The industrial sector has recently placed increasing importance on material recycling to realize a circular economy. Mechanical fastening is the mainstream joining method for dissimilar metals in automobiles. Although this method assures high joint strength, disassembly of these joints is complicated. It is not the optimal joining method from the viewpoint of the material separation required for recycling. Against this backdrop, a laser joining technology, SP-ray™, which uses cold-spray coating as an intermediate layer, has been developed as a dissimilar metal joining method that achieves high joint strength together with assuring ease of disassembly. This paper presents the results which show that SP-ray™ joints can achieve joint strength equivalent to that achieved by mechanical fastening, and that heat treatment renders the steel and aluminum parts separable.

Bipolar plates are vital elements of fuel cell vehicles which are expected to be a key technology for reducing CO₂ emissions. They are required to have many functions and properties, such as acting as flow channels for fuel gas and acting as current collectors, also resisting corrosion, and possessing thinness for downsizing and lightening. Since several hundred bipolar plates are installed in each fuel cell vehicle, their productivity and cost reduction are also essential. Hence, Kobe Steel has developed NC (nano-carbon composite-coated) titanium, the world’s first pre-coated bipolar plate material that meets the above requirements. NC titanium is installed in vehicles such as the fuel cell vehicle MIRAI, which Toyota Motor Corporation launched in 2020. This paper explains the development concept, structure, and characteristics of NC titanium.

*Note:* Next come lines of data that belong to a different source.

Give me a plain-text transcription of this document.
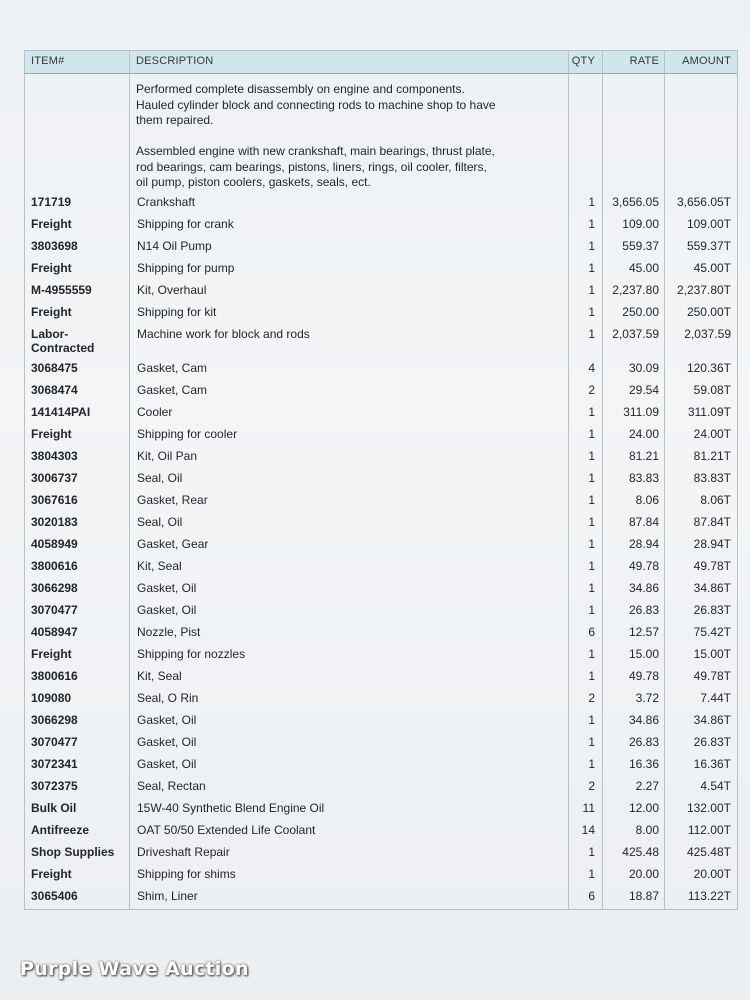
ITEM#	DESCRIPTION	QTY	RATE AMOUNT
Performed complete disassembly on engine and components.
Hauled cylinder block and connecting rods to machine shop to have
them repaired.
Assembled engine with new crankshaft, main bearings, thrust plate,
rod bearings, cam bearings, pistons, liners, rings, oil cooler, filters,
oil pump, piston coolers, gaskets, seals, ect.
171719	Crankshaft	1 3,656.05 3,656.05T
Freight	Shipping for crank	1 109.00 109.00T
3803698	N14 Oil Pump	1 559.37 559.37T
Freight	Shipping for pump	1	45.00	45.00T
M-4955559	Kit, Overhaul	1 2,237.80 2,237.80T
Freight	Shipping for kit	1 250.00 250.00T
Labor-
Contracted
Machine work for block and rods	1 2,037.59 2,037.59
3068475	Gasket, Cam	4	30.09 120.36T
3068474	Gasket, Cam	2	29.54	59.08T
141414PAI	Cooler	1 311.09 311.09T
Freight	Shipping for cooler	1	24.00	24.00T
3804303	Kit, Oil Pan	1	81.21	81.21T
3006737	Seal, Oil	1	83.83	83.83T
3067616	Gasket, Rear	1	8.06	8.06T
3020183	Seal, Oil	1	87.84	87.84T
4058949	Gasket, Gear	1	28.94	28.94T
3800616	Kit, Seal	1	49.78	49.78T
3066298	Gasket, Oil	1	34.86	34.86T
3070477	Gasket, Oil	1	26.83	26.83T
4058947	Nozzle, Pist	6	12.57	75.42T
Freight	Shipping for nozzles	1	15.00	15.00T
3800616	Kit, Seal	1	49.78	49.78T
109080	Seal, O Rin	2	3.72	7.44T
3066298	Gasket, Oil	1	34.86	34.86T
3070477	Gasket, Oil	1	26.83	26.83T
3072341	Gasket, Oil	1	16.36	16.36T
3072375	Seal, Rectan	2	2.27	4.54T
Bulk Oil	15W-40 Synthetic Blend Engine Oil	11	12.00 132.00T
Antifreeze	OAT 50/50 Extended Life Coolant	14	8.00 112.00T
Shop Supplies	Driveshaft Repair	1 425.48 425.48T
Freight	Shipping for shims	1	20.00	20.00T
3065406	Shim, Liner	6	18.87 113.22T
Purple Wave Auction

Plated copper alloys are used for automotive terminals. The terminal plating used in low-voltage circuits includes tin-plating and gold-plating. Tin is a general-purpose plating material that offers an excellent balance between cost and electrical reliability, while gold-plating is used in areas where electrical reliability is critical at low contact loads. Gold-plating, however, is subject to high manufacturing costs, and there is a need for tin-plating as a low-cost alternative. Therefore, attention has been focused on the fracture mechanism of the oxide film on a tin-plated surface, and by providing the surface with fine convex shapes of tin, low contact resistance has been obtained even under low contact loads. This paper introduces the performance of tin-plating for low contact pressure, which can partially replace gold-plating.